At 12:15 PM -0700 2002/05/01, Guy Harris wrote:

>  So, whilst the configure script will not *explicitly* define it as
>  anything other than an unsigned long, if it's already defined by the OS
>  - whether as an "unsigned int", or as an "unsigned long", or as
>  something else - it will not define it at all, so the OS's definition
>  will be used, and that definition might be "unsigned int".

        Oh.  Okay.  I guess I'm just demonstrating my ignorance again.

        Thanks for the clarification.  It is interesting to learn more 
about how some of these kinds of things are handled, and what kind of 
sometimes convoluted path things sometimes tend to take.

>  It would probably be best if the xprobe configure script used "unsigned
>  int" rather than "unsigned long"; "unsigned int" won't work on PDP-11s
>  or Zilog Z8000-based machines or some very old 68000-based machines or
>  pre-80386 PCs or other 16-bit-"int" platforms, but "unsigned long" won't
>  work on Alphas or IA-64s in native mode or 64-bit
>  {MIPS,SPARC,POWER/PowerPC,PA-RISC,...} machines, and the first set are
>  old platforms on which I suspect xprobe might not work anyway while the
>  latter set are new machines, so I'd say it'd be better to cater to those
>  machines rather than the older machines.  (I suspect there are
>  OSes/compilers for those newer machines that don't define "uint32_t".)

        Actually, I would submit that the configure script (I'm pretty 
sure it's just a very old gnu autoconf script) should be more 
intelligent and automatically detect the natural word length of the 
CPU it's running on, and then for types like uint32_t, it should then 
select the "shortest" type that would fit the necessary bit length.

>>  However, note that there is no system-supplied pcap.h.
>
>  It's often the case that a library that's supplied as a dynamic library
>  will include two packages:
>
>       1) a run-time package, which is installed for the benefit of
>          programs that *use* the library, which contains only what you
>          need to run those programs, i.e. the dynamic library and any
>          files it requires;
>
>       2) a developer's package, which is for use when you're
>          *compiling* programs that use the library, and which would
>          contain header files and perhaps non-shared libraries and the
>          like.

        For MacOS X, the Developer's Tools are available on a separate CD 
in the commercial shrink-wrap package for MacOS X (note that MacOS X 
Server is a different product), and I actually do have the complete 
developer's toolkit installed on this machine.  I'm guessing that 
this is a feature that either got accidentally omitted, or perhaps 
they made a conscious decision to leave out certain header files. 
But then why they'd ship a broken libpcap implementation is something 
that just completely escapes me.

>  There isn't one on your machine, at least.  I suspect there may be some
>  developer's package that includes it.

        I've got the developer's package installed.  If I didn't, then I 
wouldn't have gcc.

>  I've no idea why
>
>       % gcc iflist.c -o iflist -lpcap
>
>  managed to find the one in "/usr/local/include"; perhaps GCC defaults to
>  looking there as well, or perhaps you have some environment variable set
>  causing it to search there.

        IIRC, in at least some implementations, gcc does default to 
looking in both /usr/lib and /usr/local/lib, as well as /usr/include 
and /usr/local/include.  Certainly this has been the kind of 
behaviour I have come to expect from gcc in all my previous 
encounters with it.

>  If you put "-lpcap" *after*" "iflist.c", it will be linked *after*
>  "iflist.o", so that the libpcap functions referred to by "iflist.c" will
>  have been referred to, and the files in the libpcap library that define
>  those functions will be linked in, and those functions will be defined.
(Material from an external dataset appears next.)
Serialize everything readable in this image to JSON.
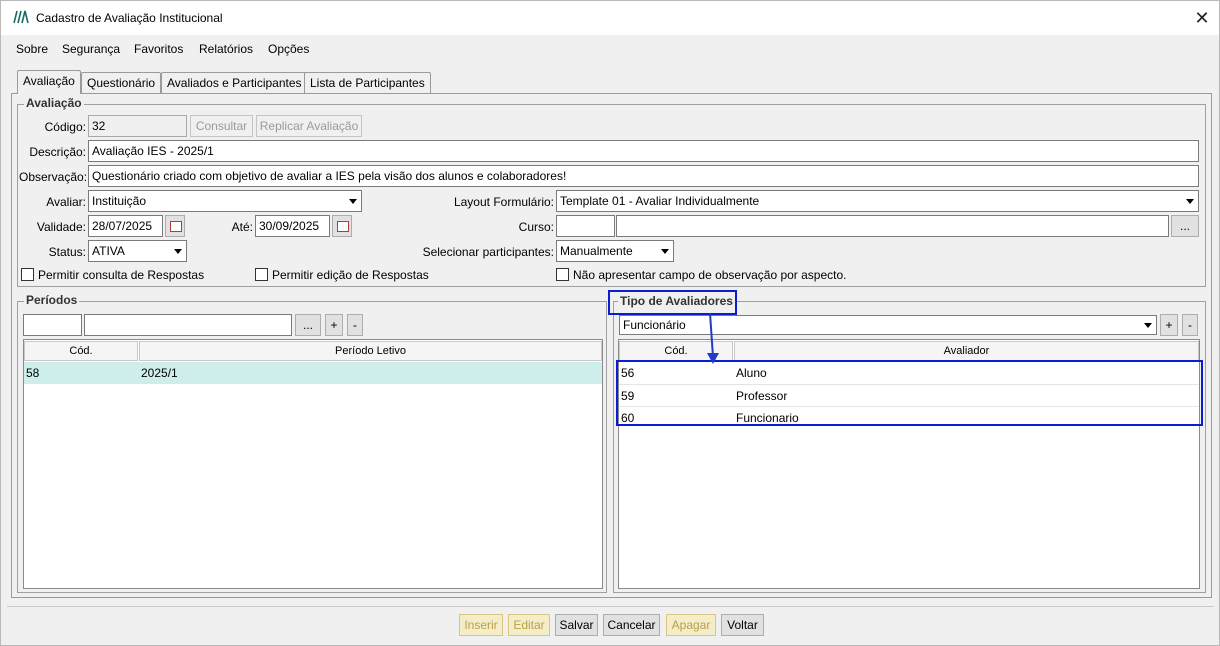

        Right, which is what we want -- I think.

>>      However, the resulting program still doesn't work:
>>
>>  % ./iflist
>>  Error in pcap_lookupdev: no suitable device found
>>  Preferred device is on network: 0.0.0.0/0.0.0.0
>
>  Well, that's the same problem you saw with the other programs.

        Of course, it turns out that another problem was the root uid issue.

>  Well, that's annoying, but I guess that's another Apple "improvement".
>  Linkers on *other* flavors of UNIX tend to use the first library found
>  in the library search path *even if it happens to be an archive
>  library*, on the grounds that the user told them to do that.

        In that case, there would seem to be no way we could over-ride a 
broken libpcap.dylib library, without moving it aside and generating 
our own compatibly formatted dynamic library, and then store that in 
/usr/lib.  We need to provide functionality for future programs 
(which could be statically linked), but we also need to provide 
corrected functionality for existing programs (which would depend on 
the dynamic library).

-- 
Brad Knowles, <[EMAIL PROTECTED]>

"They that can give up essential liberty to obtain a little temporary
safety deserve neither liberty nor safety."
     -Benjamin Franklin, Historical Review of Pennsylvania.